Why Foreign Banks Are Still Cautious About Dealing With Iran

Iranian president Hassan Rouhani at the Campidoglio palace in Rome, Italy, as he begins his four-day visit to Europe, January 25. Alessandro Bianchi/Reuters

LONDON (Reuters) - Iran on Thursday called on the United States to make a clear public pledge that it would not penalize European banks for legitimate trade with the Islamic Republic.

Many foreign banks are cautious about resuming trade with Iran following January's nuclear deal because they fear being caught up in ongoing U.S. sanctions.

"Rebuilding the confidence of the banks that the United States will not re-intervene in their relations with Iran may require some further assurance from the United States," Zarif said at Chatham House in London.

"We don't need any more legalese - we need clear precise assurances that banks can do business with Iran," he said. "I hope that is fast coming because if not it would be a problem of implementation."

Although world powers lifted many crippling sanctions against Iran in return for the country complying with a deal to curb its nuclear ambitions, some restrictions remain in place

Washington still prevents U.S. nationals, banks and insurers from trading with Iran and also prohibit any trades with Iran in U.S. dollars from being processed via the U.S. financial system.

This is a significant complication given the dollar's role as the world's main business currency.
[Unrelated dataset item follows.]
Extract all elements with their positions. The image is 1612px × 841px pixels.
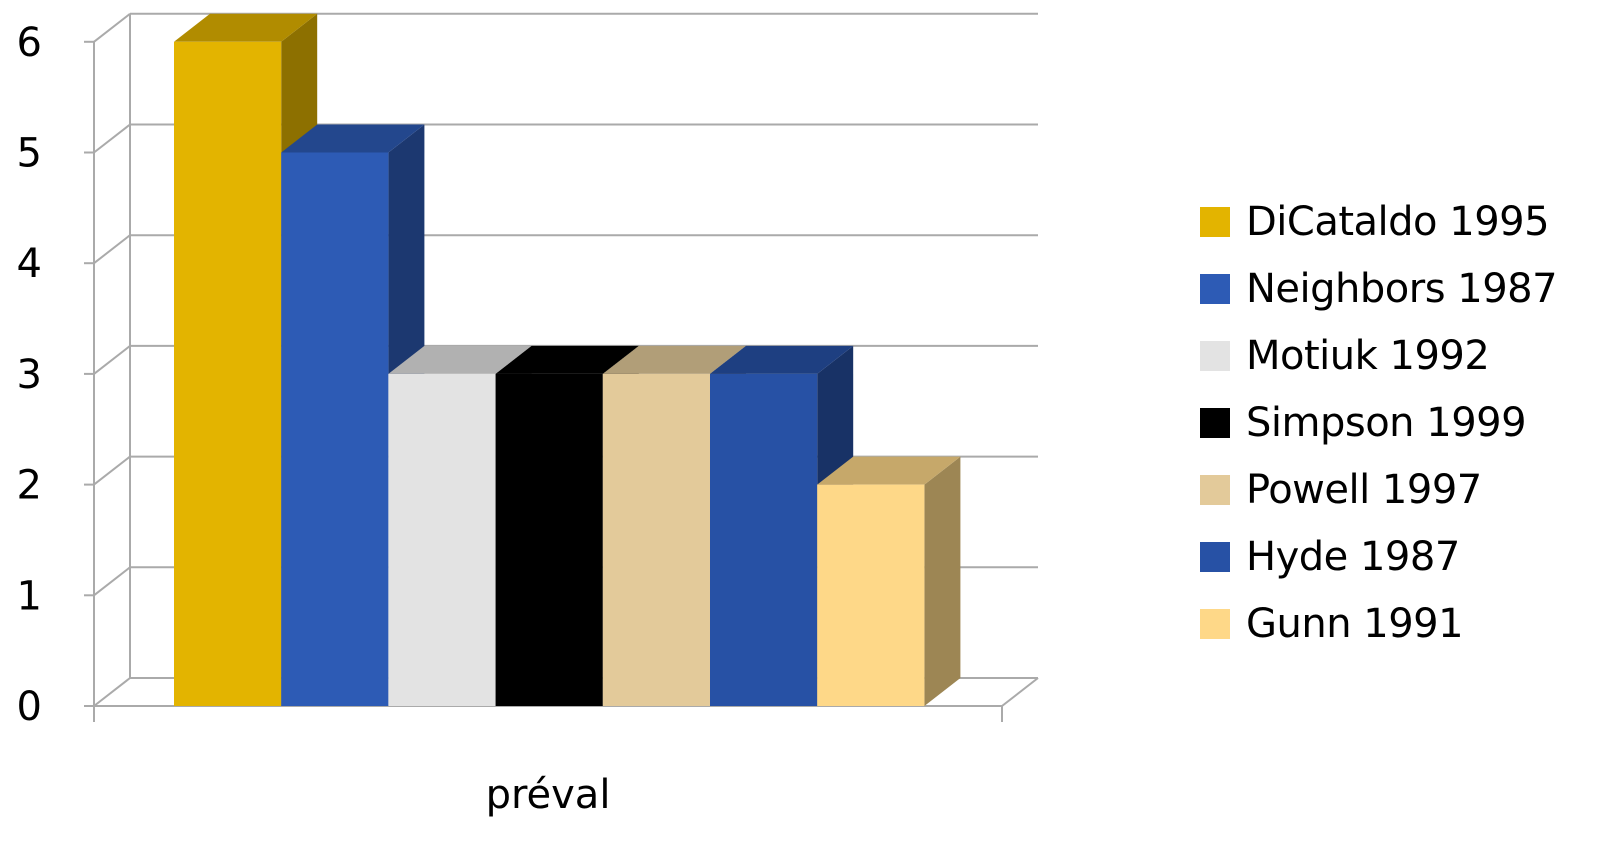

European banks are also cautious - with some, including Deutsche Bank, remembering past fines from U.S. regulators for breaking sanctions,

When asked about trade with Britain, Zarif said that good economic and commercial relations could resume.
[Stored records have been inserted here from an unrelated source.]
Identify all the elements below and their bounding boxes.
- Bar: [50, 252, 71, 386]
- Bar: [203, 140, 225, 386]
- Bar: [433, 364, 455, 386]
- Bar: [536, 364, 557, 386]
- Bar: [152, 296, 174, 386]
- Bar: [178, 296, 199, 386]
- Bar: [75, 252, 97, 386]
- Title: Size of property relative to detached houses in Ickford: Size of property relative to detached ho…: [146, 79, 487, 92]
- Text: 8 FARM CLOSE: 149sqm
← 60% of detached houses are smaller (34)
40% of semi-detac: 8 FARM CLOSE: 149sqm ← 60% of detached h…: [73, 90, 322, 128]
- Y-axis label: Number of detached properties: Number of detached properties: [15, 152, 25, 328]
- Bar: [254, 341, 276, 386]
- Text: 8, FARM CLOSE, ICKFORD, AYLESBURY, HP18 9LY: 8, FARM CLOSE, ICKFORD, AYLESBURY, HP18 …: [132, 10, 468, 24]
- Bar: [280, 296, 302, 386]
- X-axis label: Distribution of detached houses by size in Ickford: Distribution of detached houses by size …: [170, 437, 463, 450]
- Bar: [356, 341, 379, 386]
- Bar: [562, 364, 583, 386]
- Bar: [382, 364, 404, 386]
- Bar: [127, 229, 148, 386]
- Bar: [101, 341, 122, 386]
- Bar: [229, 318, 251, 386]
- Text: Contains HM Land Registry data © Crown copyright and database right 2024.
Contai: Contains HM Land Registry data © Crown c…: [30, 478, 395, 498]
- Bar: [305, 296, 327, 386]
"Iran and Britain have had traditionally good commercial and economic relations and I think those can resume," Zarif said. "We need to work together on moving the political relations forward."

Iran has 9.3 percent of the world's proven oil reserves, the fourth largest after Venezuela, Saudi Arabia and Canada, and 18.2 percent of the world's natural gas reserves, bigger even than Russia's 17.4 percent share, according to the BP Statistical Review of World Energy.